Later, I meet up with some writers, editors and agents at Fishers in the City, where I eat some spectacular Orkney scallops and drink the better part of a bottle of Sancerre. Now I’m ready for my first reading, which takes place in one of the sweetest bookshops I’ve ever seen, the Golden Hare. Barry Cohen, the hedge fund bro who is the hero of my new novel, Lake Success, has a strange hobby. He’s a watch collector. And full disclosure: so am I. Look, I’m middle-aged, life is almost over and there’s not much to hope for. So I collect watches. Want to do something about it? Anyway, an Edinburgh collector shows up at the signing and we geek out about his mid-1960s Zenith and my Rollie GMT 1675. Now it’s time to drink a lot of whisky, which I do and have a lobster at the Kilted Lobster with my editor.
I do a 10 a.m. reading from Lake Success, possibly the earliest I’ve ever read. Also, possibly the earliest I’ve ever got up in the morning (I’m a writer). The audience is lovely and people seem to get my stupid jokes. No watches at the signing, though. I spend the day chugging whisky, eating various interpretations of scallops and sea bass, and just seeing where my feet will take me. For some reason, I end up at the docks in front of the royal yacht Britannia. My evening reading at the festival goes very well. Seventy-eight per cent of jokes are well-received, including the one about the haggis.
London! Since Brexit, this town feels a little different, not as intimidating as before, no longer the capital of the universe. At breakfast at my nice hotel, a Russian is screaming to his business partner back home: ‘Well, they got this fucking democracy here. It’s hard to do business.’ I tweet that dialogue out and am told to watch my tea and sushi consumption. Tonight’s reading is at the London Review Bookshop with the writer Adam Thirlwell, who happens to be my OBF, or oldest British friend. At the book signing, a watch geek brings me a watch strap to sign. Also, a young man tells me I’ve won a prize. It’s a series of yellow envelopes stuffed with information, including something called ‘Gary Shteyngart’s early retirement worksheet’. A quick scan of the materials includes a dense meditation on my tweets, Jews, cricket, the number 666 and Ben Stiller. He bought two books over the course of two readings (the next day he showed up in some kind of cricket
get-up), so this bloke is OK with me.
I love walking around London because I don’t get to my native Russia much, and it’s fun to hear Russian as the primary language on the streets. This is my last day here, and it’s a suitably grey one. The reading is at King’s Hall or some such place and the audience is lively and terrific. London’s watch cognoscenti are out in force tonight and pretty soon I’m ass-deep in Omegas, Rollies and some truly funky old Seikos.
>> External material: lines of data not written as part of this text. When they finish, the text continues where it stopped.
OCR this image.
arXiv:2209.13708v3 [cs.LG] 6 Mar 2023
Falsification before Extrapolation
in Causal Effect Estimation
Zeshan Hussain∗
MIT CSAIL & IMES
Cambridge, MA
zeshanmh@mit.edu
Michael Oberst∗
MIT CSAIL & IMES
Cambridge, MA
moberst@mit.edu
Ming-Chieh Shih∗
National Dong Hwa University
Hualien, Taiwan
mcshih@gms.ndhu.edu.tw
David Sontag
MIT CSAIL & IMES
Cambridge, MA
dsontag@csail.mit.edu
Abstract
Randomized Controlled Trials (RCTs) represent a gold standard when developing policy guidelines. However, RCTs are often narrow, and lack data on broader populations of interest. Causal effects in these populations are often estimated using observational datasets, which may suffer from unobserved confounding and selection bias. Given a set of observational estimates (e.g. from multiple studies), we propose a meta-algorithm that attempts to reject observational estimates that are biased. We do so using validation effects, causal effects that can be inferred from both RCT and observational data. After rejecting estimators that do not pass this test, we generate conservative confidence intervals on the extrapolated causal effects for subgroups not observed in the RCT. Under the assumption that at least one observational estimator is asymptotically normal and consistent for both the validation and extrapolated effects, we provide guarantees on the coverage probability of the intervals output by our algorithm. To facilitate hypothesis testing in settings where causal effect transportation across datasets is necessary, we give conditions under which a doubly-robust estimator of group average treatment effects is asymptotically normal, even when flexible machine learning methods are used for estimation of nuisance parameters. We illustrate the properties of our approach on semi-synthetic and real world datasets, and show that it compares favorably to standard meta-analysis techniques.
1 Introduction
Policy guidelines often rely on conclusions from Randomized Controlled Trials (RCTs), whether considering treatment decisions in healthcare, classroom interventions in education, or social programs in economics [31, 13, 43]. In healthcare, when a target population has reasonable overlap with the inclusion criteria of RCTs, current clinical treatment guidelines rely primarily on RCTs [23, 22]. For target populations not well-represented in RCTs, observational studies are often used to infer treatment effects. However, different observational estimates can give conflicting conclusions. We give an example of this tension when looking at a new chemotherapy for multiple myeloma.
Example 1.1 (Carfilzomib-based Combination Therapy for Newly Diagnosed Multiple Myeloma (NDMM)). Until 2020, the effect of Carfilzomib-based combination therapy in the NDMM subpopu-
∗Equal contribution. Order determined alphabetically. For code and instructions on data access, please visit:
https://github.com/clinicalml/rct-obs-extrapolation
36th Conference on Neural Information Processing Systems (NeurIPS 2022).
I get back to my hotel and have a dream of turning into an Orkney scallop. I wake up feeling at peace for the first time in my life.
Well, time to head back for the American portion of my tour. Economists and social scientists agree that the UK has a super-interesting future ahead of it, and I’m glad to have seen it in its moment of transition. I will miss it terribly and I hope to return soon — if they let me.